If there’s one thing more worse than being straight-up bad, it’s being painfully mediocre. Although I wouldn’t go as far as to say the Kentucky Women’s Basketball team was mediocre, they were certainly underwhelming. After being knocked out of the NCAA Tournament in only the second round, the Wildcats’ season needs a closer look.
Wins and losses
To be frank, the Wildcats beat most of the teams they were supposed to, but upset nobody. The team played in 11 top-25 matchups and won five of them. Of Kentucky’s five ranked wins, only one of those teams made it past the Round of 32 in the NCAA Tournament: Indiana.
In what isn’t a coincidence, Indiana was Kentucky’s first top-25 game of the year. Likewise, Kentucky was Indiana’s first ranked opponent of their season. Indiana was a team that started off slow and got better as the season progressed. Unfortunately for the ‘Cats, their season seemed to move in reverse order. If we’re being honest, the Indiana win could be considered a fluke.
Over the course of the season, the rest of Kentucky’s wins were exposed to be not as impressive as many had thought. Tennessee and Georgia were upset in the second round of the NCAAs, Arkansas was upset by 13-seeded Wright State in their first tournament game, and Mississippi State wasn’t even invited to the big dance.
Truthfully, it was sad to see for this year’s Wildcats. The team never got a shocking victory, an I-told-you-so win, or even a memorable moment. This year the hopes were high for a reason. Due to talented transfers, highly-touted freshmen, and bonafide stars, Kentucky was supposed to be good. Instead, they were begrudgingly acceptable.
Too much talent to not be better
Kentucky’s record was saddening, but the root of the issue was the people behind it. If you looked up the word inconsistent in the dictionary, there’d be a picture of this team.
Especially early on in the season, the Wildcats had moments of greatness. Even an average observer could see flashes of potential; quick glimpses into what this team could be. Unfortunately, that’s all it ever was — what they could be.
The potential of this team never came to fruition. No matter how many long breaks were taken to regain composure, no matter how much dedication to a specific issue was given, the same problems would pop up again like old friends.
Despite having numerous scoring options, the Wildcats struggled all year to have repetitive double-figure scorers other than Rhyne Howard and Chasity Patterson. Each player took their turn in the limelight and then would disappear as quickly as they had stepped up. Whether it was Blair Green, Dre’Una Edwards, KeKe McKinney, or Treasure Hunt, it seemed like it was physically impossible to string together impressive outings.
Role players weren’t the only issue, either. Howard was undeniably fantastic this season, but she had her faults. The All-American always made it look like she was playing at her own pace, whether for better or worse.
Playing at a controlled pace is good until everyone else is running past you down the floor. Howard would simply take breaks at times. The 6-foot-2 superstar surely played a lot, but if you’re not going to give it your all on the court, then get out of the game.
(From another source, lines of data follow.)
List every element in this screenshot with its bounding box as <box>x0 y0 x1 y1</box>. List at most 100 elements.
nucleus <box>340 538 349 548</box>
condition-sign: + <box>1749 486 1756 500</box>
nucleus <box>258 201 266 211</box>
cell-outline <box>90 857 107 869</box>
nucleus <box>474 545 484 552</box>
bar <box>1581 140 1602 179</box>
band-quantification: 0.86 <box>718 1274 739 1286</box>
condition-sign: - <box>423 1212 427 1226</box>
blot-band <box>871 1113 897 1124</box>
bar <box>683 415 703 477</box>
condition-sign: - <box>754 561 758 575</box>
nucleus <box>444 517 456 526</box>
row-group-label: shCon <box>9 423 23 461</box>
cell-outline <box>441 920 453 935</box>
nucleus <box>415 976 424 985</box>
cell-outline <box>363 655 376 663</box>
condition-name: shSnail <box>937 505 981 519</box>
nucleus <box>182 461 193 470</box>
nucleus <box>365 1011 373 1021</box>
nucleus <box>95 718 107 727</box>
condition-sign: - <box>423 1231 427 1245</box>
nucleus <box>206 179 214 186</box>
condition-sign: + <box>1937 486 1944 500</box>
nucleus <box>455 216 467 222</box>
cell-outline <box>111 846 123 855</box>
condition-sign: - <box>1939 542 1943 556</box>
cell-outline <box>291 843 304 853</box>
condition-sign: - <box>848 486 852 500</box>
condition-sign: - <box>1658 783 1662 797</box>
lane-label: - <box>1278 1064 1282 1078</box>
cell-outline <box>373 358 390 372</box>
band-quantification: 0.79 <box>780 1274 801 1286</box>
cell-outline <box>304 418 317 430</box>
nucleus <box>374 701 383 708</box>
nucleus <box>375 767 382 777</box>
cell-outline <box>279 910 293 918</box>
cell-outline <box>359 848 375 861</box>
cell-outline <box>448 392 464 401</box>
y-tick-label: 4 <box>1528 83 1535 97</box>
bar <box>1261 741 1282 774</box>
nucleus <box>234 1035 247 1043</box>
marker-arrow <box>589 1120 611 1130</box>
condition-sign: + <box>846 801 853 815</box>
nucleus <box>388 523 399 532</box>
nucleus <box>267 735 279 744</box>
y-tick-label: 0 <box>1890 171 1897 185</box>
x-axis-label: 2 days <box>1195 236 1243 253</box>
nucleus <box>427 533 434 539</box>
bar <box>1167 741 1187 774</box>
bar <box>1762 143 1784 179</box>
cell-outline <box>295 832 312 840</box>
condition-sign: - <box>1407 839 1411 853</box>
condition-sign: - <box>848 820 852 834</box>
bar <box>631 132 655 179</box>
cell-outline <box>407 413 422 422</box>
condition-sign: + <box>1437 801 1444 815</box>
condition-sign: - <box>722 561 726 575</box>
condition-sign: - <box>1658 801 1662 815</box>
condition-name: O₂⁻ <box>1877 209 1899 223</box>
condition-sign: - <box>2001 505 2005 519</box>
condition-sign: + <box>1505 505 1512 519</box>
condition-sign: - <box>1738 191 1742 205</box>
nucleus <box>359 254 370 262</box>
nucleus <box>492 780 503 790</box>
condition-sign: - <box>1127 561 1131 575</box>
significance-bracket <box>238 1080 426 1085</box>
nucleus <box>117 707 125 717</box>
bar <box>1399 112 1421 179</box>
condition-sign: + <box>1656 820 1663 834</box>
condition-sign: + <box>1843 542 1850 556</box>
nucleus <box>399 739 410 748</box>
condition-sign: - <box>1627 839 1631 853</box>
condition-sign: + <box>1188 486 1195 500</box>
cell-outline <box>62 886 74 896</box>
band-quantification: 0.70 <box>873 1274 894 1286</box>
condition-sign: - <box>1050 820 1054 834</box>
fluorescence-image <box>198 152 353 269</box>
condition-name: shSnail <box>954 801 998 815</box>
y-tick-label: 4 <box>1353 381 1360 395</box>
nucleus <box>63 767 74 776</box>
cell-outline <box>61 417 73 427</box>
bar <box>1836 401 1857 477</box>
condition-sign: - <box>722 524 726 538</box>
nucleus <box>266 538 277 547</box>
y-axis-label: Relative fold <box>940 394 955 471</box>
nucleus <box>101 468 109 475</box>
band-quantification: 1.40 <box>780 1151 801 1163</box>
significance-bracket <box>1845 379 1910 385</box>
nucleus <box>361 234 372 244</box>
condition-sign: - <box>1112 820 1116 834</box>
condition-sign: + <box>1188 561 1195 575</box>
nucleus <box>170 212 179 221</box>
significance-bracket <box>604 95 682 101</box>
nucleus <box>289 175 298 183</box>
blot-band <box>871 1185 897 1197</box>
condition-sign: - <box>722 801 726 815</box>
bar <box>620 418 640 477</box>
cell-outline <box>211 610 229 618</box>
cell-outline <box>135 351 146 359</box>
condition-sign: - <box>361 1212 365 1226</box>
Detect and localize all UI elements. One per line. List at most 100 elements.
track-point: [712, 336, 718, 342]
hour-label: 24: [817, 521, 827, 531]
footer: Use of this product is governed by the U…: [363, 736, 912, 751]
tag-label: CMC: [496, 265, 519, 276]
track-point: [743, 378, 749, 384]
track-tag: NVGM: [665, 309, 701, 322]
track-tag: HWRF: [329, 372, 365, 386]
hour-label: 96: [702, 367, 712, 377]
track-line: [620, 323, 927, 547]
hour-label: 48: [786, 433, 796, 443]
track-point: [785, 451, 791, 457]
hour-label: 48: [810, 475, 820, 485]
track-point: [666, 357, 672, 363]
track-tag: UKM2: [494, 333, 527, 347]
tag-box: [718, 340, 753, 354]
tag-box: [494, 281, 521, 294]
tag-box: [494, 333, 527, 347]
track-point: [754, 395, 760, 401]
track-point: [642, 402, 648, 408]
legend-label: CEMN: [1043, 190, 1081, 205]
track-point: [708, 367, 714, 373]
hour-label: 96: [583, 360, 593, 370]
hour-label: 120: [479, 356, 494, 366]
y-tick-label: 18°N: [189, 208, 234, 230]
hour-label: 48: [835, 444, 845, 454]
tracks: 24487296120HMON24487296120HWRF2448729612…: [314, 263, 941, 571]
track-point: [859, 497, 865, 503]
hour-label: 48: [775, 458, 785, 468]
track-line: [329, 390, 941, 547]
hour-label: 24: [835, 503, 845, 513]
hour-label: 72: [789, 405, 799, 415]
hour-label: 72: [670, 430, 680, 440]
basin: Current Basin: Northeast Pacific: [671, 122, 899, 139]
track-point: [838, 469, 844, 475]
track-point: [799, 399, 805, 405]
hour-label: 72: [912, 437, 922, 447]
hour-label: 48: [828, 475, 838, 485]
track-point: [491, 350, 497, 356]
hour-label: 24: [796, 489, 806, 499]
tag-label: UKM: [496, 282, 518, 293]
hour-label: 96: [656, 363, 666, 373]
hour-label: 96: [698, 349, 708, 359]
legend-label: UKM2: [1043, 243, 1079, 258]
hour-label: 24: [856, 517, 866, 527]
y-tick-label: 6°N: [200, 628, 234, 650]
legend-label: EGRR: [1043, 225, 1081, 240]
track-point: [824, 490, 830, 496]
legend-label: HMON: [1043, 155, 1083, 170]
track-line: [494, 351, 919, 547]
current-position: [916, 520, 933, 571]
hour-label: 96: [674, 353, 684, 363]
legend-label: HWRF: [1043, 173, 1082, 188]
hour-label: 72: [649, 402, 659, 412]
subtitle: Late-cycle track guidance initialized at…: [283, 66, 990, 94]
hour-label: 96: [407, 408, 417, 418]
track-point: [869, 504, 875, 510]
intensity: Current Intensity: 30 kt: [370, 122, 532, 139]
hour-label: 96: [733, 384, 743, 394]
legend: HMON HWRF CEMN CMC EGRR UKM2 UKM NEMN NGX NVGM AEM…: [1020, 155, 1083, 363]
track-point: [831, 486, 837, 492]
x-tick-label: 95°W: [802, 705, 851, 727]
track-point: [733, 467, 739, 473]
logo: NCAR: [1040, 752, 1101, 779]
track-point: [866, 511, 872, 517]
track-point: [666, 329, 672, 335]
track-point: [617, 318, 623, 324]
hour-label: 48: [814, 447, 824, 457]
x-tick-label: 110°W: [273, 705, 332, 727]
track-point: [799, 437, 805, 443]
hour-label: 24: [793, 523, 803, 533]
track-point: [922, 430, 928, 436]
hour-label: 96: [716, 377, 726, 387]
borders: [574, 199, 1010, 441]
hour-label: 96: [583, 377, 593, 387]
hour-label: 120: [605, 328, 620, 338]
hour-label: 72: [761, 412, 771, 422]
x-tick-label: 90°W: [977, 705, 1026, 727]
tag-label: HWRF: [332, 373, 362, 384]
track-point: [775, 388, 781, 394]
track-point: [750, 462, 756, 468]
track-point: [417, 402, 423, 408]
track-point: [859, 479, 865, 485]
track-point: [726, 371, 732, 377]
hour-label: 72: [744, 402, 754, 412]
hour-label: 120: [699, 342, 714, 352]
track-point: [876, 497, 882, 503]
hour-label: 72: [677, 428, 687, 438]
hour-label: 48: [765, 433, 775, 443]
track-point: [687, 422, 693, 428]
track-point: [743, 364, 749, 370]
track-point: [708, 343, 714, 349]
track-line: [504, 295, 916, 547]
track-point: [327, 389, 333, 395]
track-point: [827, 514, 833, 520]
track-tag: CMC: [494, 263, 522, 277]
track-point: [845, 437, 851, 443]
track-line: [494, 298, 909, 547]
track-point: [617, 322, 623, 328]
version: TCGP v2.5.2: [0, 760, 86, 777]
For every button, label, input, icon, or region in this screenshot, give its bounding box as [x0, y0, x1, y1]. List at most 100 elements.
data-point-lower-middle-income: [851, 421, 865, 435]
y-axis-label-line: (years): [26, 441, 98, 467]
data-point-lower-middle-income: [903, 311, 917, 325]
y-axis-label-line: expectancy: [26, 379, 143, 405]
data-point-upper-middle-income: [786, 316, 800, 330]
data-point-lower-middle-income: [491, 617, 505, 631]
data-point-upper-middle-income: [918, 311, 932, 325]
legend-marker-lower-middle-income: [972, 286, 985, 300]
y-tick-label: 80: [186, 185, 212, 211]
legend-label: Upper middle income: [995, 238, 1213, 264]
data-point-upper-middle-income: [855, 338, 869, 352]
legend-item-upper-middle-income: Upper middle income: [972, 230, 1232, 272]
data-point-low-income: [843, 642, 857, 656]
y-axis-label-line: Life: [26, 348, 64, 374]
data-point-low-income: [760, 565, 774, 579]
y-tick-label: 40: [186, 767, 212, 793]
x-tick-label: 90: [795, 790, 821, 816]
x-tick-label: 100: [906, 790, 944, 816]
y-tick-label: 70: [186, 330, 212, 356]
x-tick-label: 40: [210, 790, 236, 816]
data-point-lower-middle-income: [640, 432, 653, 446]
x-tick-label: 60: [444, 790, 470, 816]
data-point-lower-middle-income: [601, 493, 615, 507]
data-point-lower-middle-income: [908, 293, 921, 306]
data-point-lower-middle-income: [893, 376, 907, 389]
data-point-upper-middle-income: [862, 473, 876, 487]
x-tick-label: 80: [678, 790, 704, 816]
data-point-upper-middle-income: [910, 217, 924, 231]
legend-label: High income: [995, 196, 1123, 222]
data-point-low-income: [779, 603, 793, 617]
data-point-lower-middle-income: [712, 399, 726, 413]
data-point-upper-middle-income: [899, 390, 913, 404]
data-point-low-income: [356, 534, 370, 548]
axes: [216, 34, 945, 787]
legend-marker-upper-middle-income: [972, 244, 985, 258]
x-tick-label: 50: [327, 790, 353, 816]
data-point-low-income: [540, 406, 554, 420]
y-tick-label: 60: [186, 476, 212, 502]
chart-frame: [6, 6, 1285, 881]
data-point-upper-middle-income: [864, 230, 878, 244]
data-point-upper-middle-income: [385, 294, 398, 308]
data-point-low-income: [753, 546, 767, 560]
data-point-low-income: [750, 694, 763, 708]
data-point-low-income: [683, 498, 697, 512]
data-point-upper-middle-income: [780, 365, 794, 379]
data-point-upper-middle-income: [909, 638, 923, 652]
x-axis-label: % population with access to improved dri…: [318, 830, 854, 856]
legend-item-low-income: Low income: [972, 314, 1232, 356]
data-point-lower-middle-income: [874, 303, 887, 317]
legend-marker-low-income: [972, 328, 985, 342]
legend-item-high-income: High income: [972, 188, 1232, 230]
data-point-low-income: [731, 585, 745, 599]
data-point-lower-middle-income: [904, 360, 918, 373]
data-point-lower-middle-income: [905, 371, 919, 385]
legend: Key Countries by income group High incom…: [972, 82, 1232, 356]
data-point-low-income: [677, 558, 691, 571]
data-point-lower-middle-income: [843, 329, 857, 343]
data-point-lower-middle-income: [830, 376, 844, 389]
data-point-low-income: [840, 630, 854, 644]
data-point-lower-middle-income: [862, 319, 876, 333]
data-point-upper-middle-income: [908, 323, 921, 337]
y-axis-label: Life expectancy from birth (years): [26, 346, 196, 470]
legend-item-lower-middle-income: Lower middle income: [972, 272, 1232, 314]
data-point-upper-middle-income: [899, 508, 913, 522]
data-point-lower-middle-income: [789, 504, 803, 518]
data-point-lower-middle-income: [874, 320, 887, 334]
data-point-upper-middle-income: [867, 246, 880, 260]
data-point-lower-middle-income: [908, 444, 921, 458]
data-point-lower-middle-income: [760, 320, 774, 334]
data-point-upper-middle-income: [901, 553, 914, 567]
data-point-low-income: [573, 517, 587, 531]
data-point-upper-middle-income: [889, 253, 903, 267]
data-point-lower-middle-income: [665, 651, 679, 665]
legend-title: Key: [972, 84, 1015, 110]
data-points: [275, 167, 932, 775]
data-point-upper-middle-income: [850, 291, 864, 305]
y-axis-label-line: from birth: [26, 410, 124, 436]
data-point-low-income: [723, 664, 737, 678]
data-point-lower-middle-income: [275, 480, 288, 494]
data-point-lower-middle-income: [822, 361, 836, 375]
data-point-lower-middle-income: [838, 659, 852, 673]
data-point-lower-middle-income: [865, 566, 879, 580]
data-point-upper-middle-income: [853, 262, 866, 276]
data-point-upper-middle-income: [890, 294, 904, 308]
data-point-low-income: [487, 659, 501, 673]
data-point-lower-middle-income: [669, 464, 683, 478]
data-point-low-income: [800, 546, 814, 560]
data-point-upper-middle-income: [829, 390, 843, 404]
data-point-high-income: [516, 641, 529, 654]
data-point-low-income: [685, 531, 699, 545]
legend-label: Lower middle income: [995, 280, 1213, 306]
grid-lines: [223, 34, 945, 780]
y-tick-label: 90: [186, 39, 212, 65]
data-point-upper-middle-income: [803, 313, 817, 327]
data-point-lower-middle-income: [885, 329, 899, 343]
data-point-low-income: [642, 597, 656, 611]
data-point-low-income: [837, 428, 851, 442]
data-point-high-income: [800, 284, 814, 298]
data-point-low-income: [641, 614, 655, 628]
You can be the best player in the world, but sitting in a corner doesn’t help your team. Refusing to step up to the challenge of guarding the opposing best player doesn’t help your team. Settling for three-pointers when nobody can stop the drive doesn’t help your team.
Howard was amazing this year but, she too is not above reproach. Neither is the coaching staff.
Coach Elzy entered the season under unprecedented circumstances. The expectations were high and the time to adjust to being head coach was short. She may have been around Coach Mitchell for years, but stepping into his position was a whole other story.
Coach Elzy was seemingly excellent at inspiring the team but struggled to figure out how to seal up the team’s leaks. Rebounding was essentially a crisis for this team from the first tip-off, yet the crisis was never averted.
Letting opposing teams drive to the basket was kryptonite at the beginning of the year and just as much of a weakness by the end. Although Coach Elzy would make attempts of switching up lineups and defenses, there seemed to always be something missing.
To an extent, players have to play. But, it’s hard to believe there wasn’t more that could’ve been done. Every team in the country has natural issues due to personnel, but not every team allows those issues to fester into fatal flaws.
The season could’ve been much worse, but it definitely could’ve been a lot better. With the majority of the team’s key players returning next season, there are still brighter days in the future.
It’s frustrating to continue to have moral victories, but they will pay off in the long run. This team’s disappointing close to the season can’t be viewed as a wasted opportunity, but a learning experience.
Each individual involved with the team has to drop their pride at the door this offseason and genuinely evaluate themselves. The team has a long way to go before achieving their goals, but it’s not an endless road. If the ‘Cats use this season as motivation to keep chugging along, they’ll inevitably reach their destination.